Spear, though, had another set of interests that were a little... odder.

He was a thoroughgoing Spiritualist, believing not only in the afterlife -- after all, that belief is shared by most Christian sects -- but that the spirits of the dead could and did communicate with the living.  He delved into the writings of Emanuel Swedenborg and Franz Mesmer, both of whom had attempted to give a scientific basis for spirit survival (and for the related belief in a soul as a substance or energy independent of the body).  Spear's obsession eventually brought him into conflict with the Universalist Church leaders, and in the end he followed his heart, giving up his ministerial position and breaking all ties with the church.

In 1852 he wrote a tract in which he claimed to be in contact with a group called the "Association of Electrizers," which included not only Spear's namesake, the Universalist minister John Murray, but Thomas Jefferson, John Quincy Adams, Benjamin Franklin, and Benjamin Rush.

You have probably already figured out that all of these men were dead at the time.

[Image is in the Public Domain]

This didn't stop Spear.  He produced documents with texts from Murray et al., and which included their signatures.  Asked by skeptics how ghosts could sign their names, Spear claimed that okay, he'd held the pen, but the ghosts had guided his hand.  The texts contained information on how to combine technology and Spiritualism to create a source of energy that would elevate humanity to new levels, so he set about building a machine in a shed on a hill in Lynn, Massachusetts that he claimed would release a "New Motive Power" using a "messianic perpetual motion machine."
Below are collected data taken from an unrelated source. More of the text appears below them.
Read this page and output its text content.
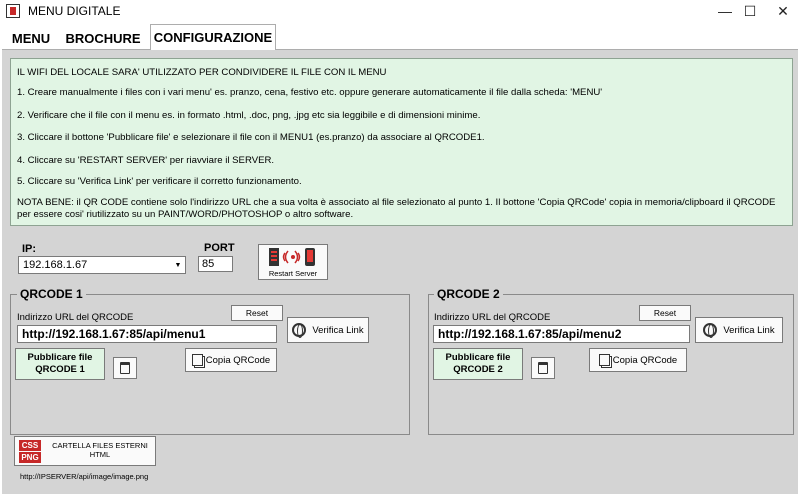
MENU DIGITALE	— ☐	✕
MENU	BROCHURE CONFIGURAZIONE
IL WIFI DEL LOCALE SARA' UTILIZZATO PER CONDIVIDERE IL FILE CON IL MENU
1. Creare manualmente i files con i vari menu' es. pranzo, cena, festivo etc. oppure generare automaticamente il file dalla scheda: 'MENU'
2. Verificare che il file con il menu es. in formato .html, .doc, png, .jpg etc sia leggibile e di dimensioni minime.
3. Cliccare il bottone 'Pubblicare file' e selezionare il file con il MENU1 (es.pranzo) da associare al QRCODE1.
4. Cliccare su 'RESTART SERVER' per riavviare il SERVER.
5. Cliccare su 'Verifica Link' per verificare il corretto funzionamento.
NOTA BENE: il QR CODE contiene solo l'indirizzo URL che a sua volta è associato al file selezionato al punto 1. Il bottone 'Copia QRCode' copia in memoria/clipboard il QRCODE
per essere cosi' riutilizzato su un PAINT/WORD/PHOTOSHOP o altro software.
IP:
192.168.1.67	▼
PORT
85
Restart Server
QRCODE 1
Indirizzo URL del QRCODE	Reset
http://192.168.1.67:85/api/menu1	Verifica Link
Pubblicare file
QRCODE 1
Copia QRCode
QRCODE 2
Indirizzo URL del QRCODE	Reset
http://192.168.1.67:85/api/menu2	Verifica Link
Pubblicare file
QRCODE 2
Copia QRCode
CSS
PNG
CARTELLA FILES ESTERNI
HTML
http://IPSERVER/api/image/image.png
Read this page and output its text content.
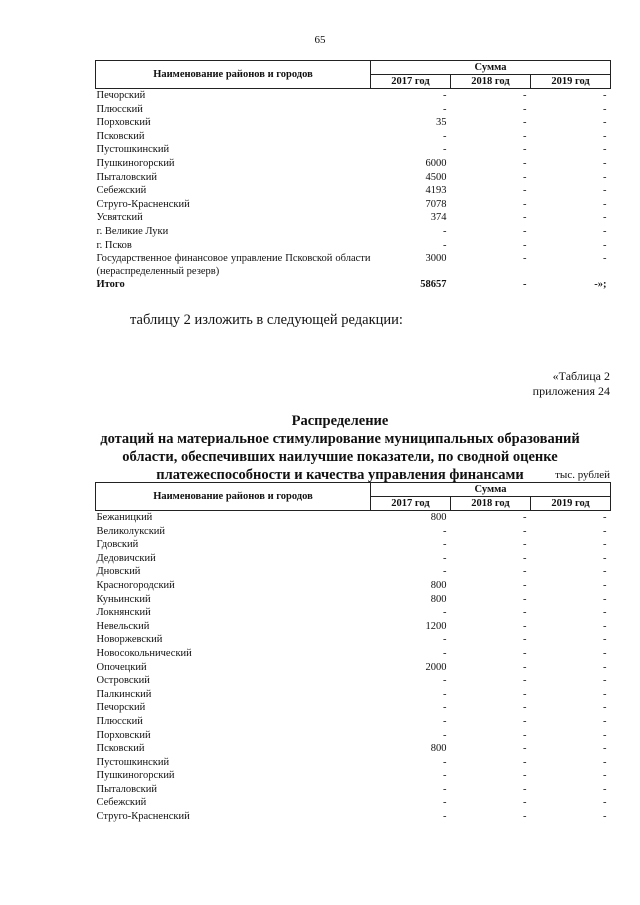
65
Наименование районов и городов	Сумма		
	2017 год	2018 год	2019 год
Печорский	-	-	-
Плюсский	-	-	-
Порховский	35	-	-
Псковский	-	-	-
Пустошкинский	-	-	-
Пушкиногорский	6000	-	-
Пыталовский	4500	-	-
Себежский	4193	-	-
Струго-Красненский	7078	-	-
Усвятский	374	-	-
г. Великие Луки	-	-	-
г. Псков	-	-	-
Государственное финансовое управление Псковской области (нераспределенный резерв)	3000	-	-
Итого	58657	-	-»;
таблицу 2 изложить в следующей редакции:
«Таблица 2
приложения 24
Распределение
дотаций на материальное стимулирование муниципальных образований
области, обеспечивших наилучшие показатели, по сводной оценке
платежеспособности и качества управления финансами	тыс. рублей
Наименование районов и городов	Сумма		
	2017 год	2018 год	2019 год
Бежаницкий	800	-	-
Великолукский	-	-	-
Гдовский	-	-	-
Дедовичский	-	-	-
Дновский	-	-	-
Красногородский	800	-	-
Куньинский	800	-	-
Локнянский	-	-	-
Невельский	1200	-	-
Новоржевский	-	-	-
Новосокольнический	-	-	-
Опочецкий	2000	-	-
Островский	-	-	-
Палкинский	-	-	-
Печорский	-	-	-
Плюсский	-	-	-
Порховский	-	-	-
Псковский	800	-	-
Пустошкинский	-	-	-
Пушкиногорский	-	-	-
Пыталовский	-	-	-
Себежский	-	-	-
Струго-Красненский	-	-	-
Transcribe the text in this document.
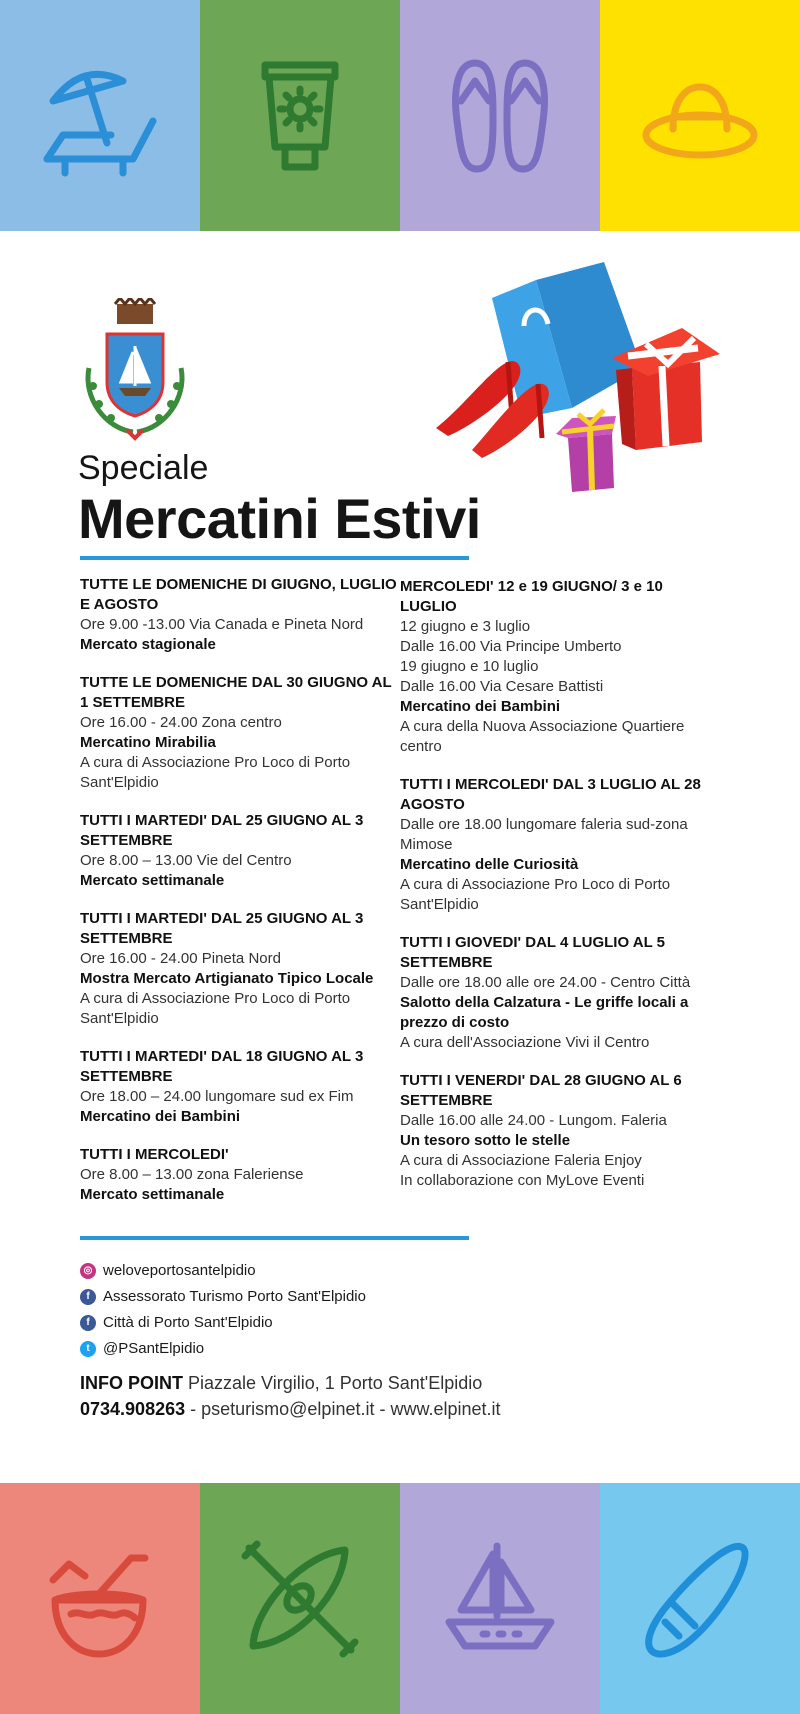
Speciale
Mercatini Estivi
TUTTE LE DOMENICHE DI GIUGNO, LUGLIO E AGOSTO
Ore 9.00 -13.00 Via Canada e Pineta Nord
Mercato stagionale
TUTTE LE DOMENICHE DAL 30 GIUGNO AL 1 SETTEMBRE
Ore 16.00 - 24.00 Zona centro
Mercatino Mirabilia
A cura di Associazione Pro Loco di Porto Sant'Elpidio
TUTTI I MARTEDI' DAL 25 GIUGNO AL 3 SETTEMBRE
Ore 8.00 – 13.00 Vie del Centro
Mercato settimanale
TUTTI I MARTEDI' DAL 25 GIUGNO AL 3 SETTEMBRE
Ore 16.00 - 24.00 Pineta Nord
Mostra Mercato Artigianato Tipico Locale
A cura di Associazione Pro Loco di Porto Sant'Elpidio
TUTTI I MARTEDI' DAL 18 GIUGNO AL 3 SETTEMBRE
Ore 18.00 – 24.00 lungomare sud ex Fim
Mercatino dei Bambini
TUTTI I MERCOLEDI'
Ore 8.00 – 13.00 zona Faleriense
Mercato settimanale
MERCOLEDI' 12 e 19 GIUGNO/ 3 e 10 LUGLIO
12 giugno e 3 luglio
Dalle 16.00 Via Principe Umberto
19 giugno e 10 luglio
Dalle 16.00 Via Cesare Battisti
Mercatino dei Bambini
A cura della Nuova Associazione Quartiere centro
TUTTI I MERCOLEDI' DAL 3 LUGLIO AL 28 AGOSTO
Dalle ore 18.00 lungomare faleria sud-zona Mimose
Mercatino delle Curiosità
A cura di Associazione Pro Loco di Porto Sant'Elpidio
TUTTI I GIOVEDI' DAL 4 LUGLIO AL 5 SETTEMBRE
Dalle ore 18.00 alle ore 24.00 - Centro Città
Salotto della Calzatura - Le griffe locali a prezzo di costo
A cura dell'Associazione Vivi il Centro
TUTTI I VENERDI' DAL 28 GIUGNO AL 6 SETTEMBRE
Dalle 16.00 alle 24.00 - Lungom. Faleria
Un tesoro sotto le stelle
A cura di Associazione Faleria Enjoy
In collaborazione con MyLove Eventi
◎ weloveportosantelpidio
f Assessorato Turismo Porto Sant'Elpidio
f Città di Porto Sant'Elpidio
t @PSantElpidio
INFO POINT Piazzale Virgilio, 1 Porto Sant'Elpidio
0734.908263 - pseturismo@elpinet.it - www.elpinet.it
Whatever the fuck that means.

So Spear and a few followers got to work building their machine out of copper wire, zinc plates, magnets, and one (1) dining room table.  After months of effort, Spear and an unnamed woman he called "the New Mary" held a ceremony where they "ritualistically birthed" the machine in an attempt to give it life.  Then they turned it on.

Nothing happened.

After a couple more abortive attempts to get it going, Spear's Spiritualist friends got fed up, destroyed the machine, and told Spear he could go to hell.

This is the point where you'd think anyone would have said that magic phrase -- "Well, I guess I was wrong, then."  Not Spear.  Spear became even more determined.  He seemed to follow that famous example of a faulty logical chain, "Many geniuses were laughed at in their time.  I'm being laughed at, so I must be a genius."  He kept at it for another two decades, never achieving success, which you no doubt could have predicted by my use of the phrase "perpetual motion machine."  It was only in 1872 that he said he'd received a message from the Association of Electrizers telling him it was time to retire.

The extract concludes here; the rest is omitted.